Harvey Kubernik pays tribute to the auditory and visual arts of ’67’s revolutionary music in his new book 1967: A Complete Rock Music History of the Summer of Love. That title is actually misleading unless one regards 1967 as twelve months of summer—and the Californians Kubernik favors probably did. The book is actually a month-by-month chronicle from January through December, dropping details about the year’s major music releases, festivals, innovations, main characters, and attitudes in stand-alone chunks. The book is also something of an oral history, as Kubernik’s own observations are more than supplemented with old and new commentary from the likes of Andrew Loog Oldham, Mary Wilson, George Harrison, Barry Miles, Michelle Phillips, Pete Townshend, Lou Reed, Roger McGuinn, Ravi Shankar, Paul Kantner, Marty Balin, Ram Das, Ray Manzarek, and many others. There is little effort to link the multitudinous topics, but that’s to be expected when dealing with a year that was probably a puzzling jumble of disconnected ideas and events for a lot of its participants.
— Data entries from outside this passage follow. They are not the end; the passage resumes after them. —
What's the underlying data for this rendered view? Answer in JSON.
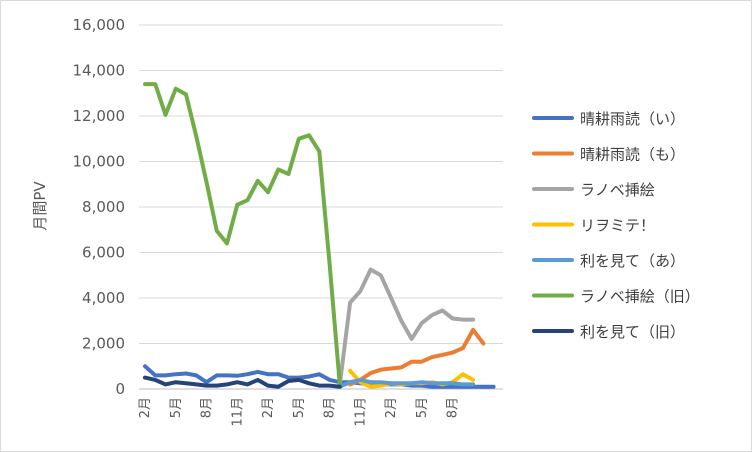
{
  "chart_data": {
    "type": "line",
    "title": "",
    "xlabel": "",
    "ylabel": "月間PV",
    "ylim": [
      0,
      16000
    ],
    "yticks": [
      "0",
      "2,000",
      "4,000",
      "6,000",
      "8,000",
      "10,000",
      "12,000",
      "14,000",
      "16,000"
    ],
    "x_tick_labels": [
      "2月",
      "5月",
      "8月",
      "11月",
      "2月",
      "5月",
      "8月",
      "11月",
      "2月",
      "5月",
      "8月"
    ],
    "grid": true,
    "legend_position": "right",
    "series": [
      {
        "name": "晴耕雨読（い）",
        "color": "#4472C4",
        "start": 0,
        "values": [
          1000,
          600,
          600,
          650,
          680,
          600,
          300,
          600,
          600,
          580,
          650,
          750,
          650,
          650,
          500,
          500,
          550,
          650,
          400,
          300,
          300,
          250,
          200,
          200,
          200,
          200,
          150,
          150,
          100,
          100,
          100,
          100,
          100,
          100,
          100
        ]
      },
      {
        "name": "晴耕雨読（も）",
        "color": "#ED7D31",
        "start": 20,
        "values": [
          200,
          400,
          700,
          850,
          900,
          950,
          1200,
          1200,
          1400,
          1500,
          1600,
          1800,
          2600,
          2000
        ]
      },
      {
        "name": "ラノベ挿絵",
        "color": "#A5A5A5",
        "start": 19,
        "values": [
          200,
          3800,
          4300,
          5250,
          5000,
          4000,
          3000,
          2200,
          2900,
          3250,
          3450,
          3100,
          3050,
          3050
        ]
      },
      {
        "name": "リヲミテ！",
        "color": "#FFC000",
        "start": 20,
        "values": [
          800,
          300,
          100,
          150,
          250,
          200,
          250,
          250,
          300,
          200,
          300,
          650,
          400
        ]
      },
      {
        "name": "利を見て（あ）",
        "color": "#5B9BD5",
        "start": 19,
        "values": [
          100,
          300,
          400,
          300,
          300,
          250,
          250,
          250,
          300,
          250,
          250,
          250,
          200,
          200
        ]
      },
      {
        "name": "ラノベ挿絵（旧）",
        "color": "#70AD47",
        "start": 0,
        "values": [
          13400,
          13400,
          12050,
          13200,
          12950,
          11100,
          9100,
          6950,
          6400,
          8100,
          8300,
          9150,
          8650,
          9650,
          9450,
          11000,
          11150,
          10450,
          5500,
          200
        ]
      },
      {
        "name": "利を見て（旧）",
        "color": "#264478",
        "start": 0,
        "values": [
          500,
          400,
          200,
          300,
          250,
          200,
          150,
          150,
          200,
          300,
          200,
          400,
          150,
          100,
          350,
          400,
          250,
          150,
          150,
          100
        ]
      }
    ]
  }
}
You know what they say about people who remember the sixties.
A coffee table book at heart, 1967 supplies a vibrant lot of images from pop’s most imagistic year, though some of the year’s phantasmagorically rendered album covers would have made for an even more kaleidoscopic visual experience. Kubernik should still be commended for covering the vinyl within the sleeves as thoroughly as he does—referencing the obvious (Sgt. Pepper’s dominates the June topic along with the Monterey Pop Festival) and the more regularly overlooked (The Hollies’ Butterfly, Donovan’s A Gift from a Flower to a Garden, Captain Beefheart’s Safe As Milk, the Stones’ Between the Buttons, etc.) in kind. The one inexplicable oversight is his failure to even mention The Who Sell Out, my personal pick for the finest album of pop’s finest year. Maybe Kubernik has a hole in his memory where that album belongs because he had a little too much fun in ’67.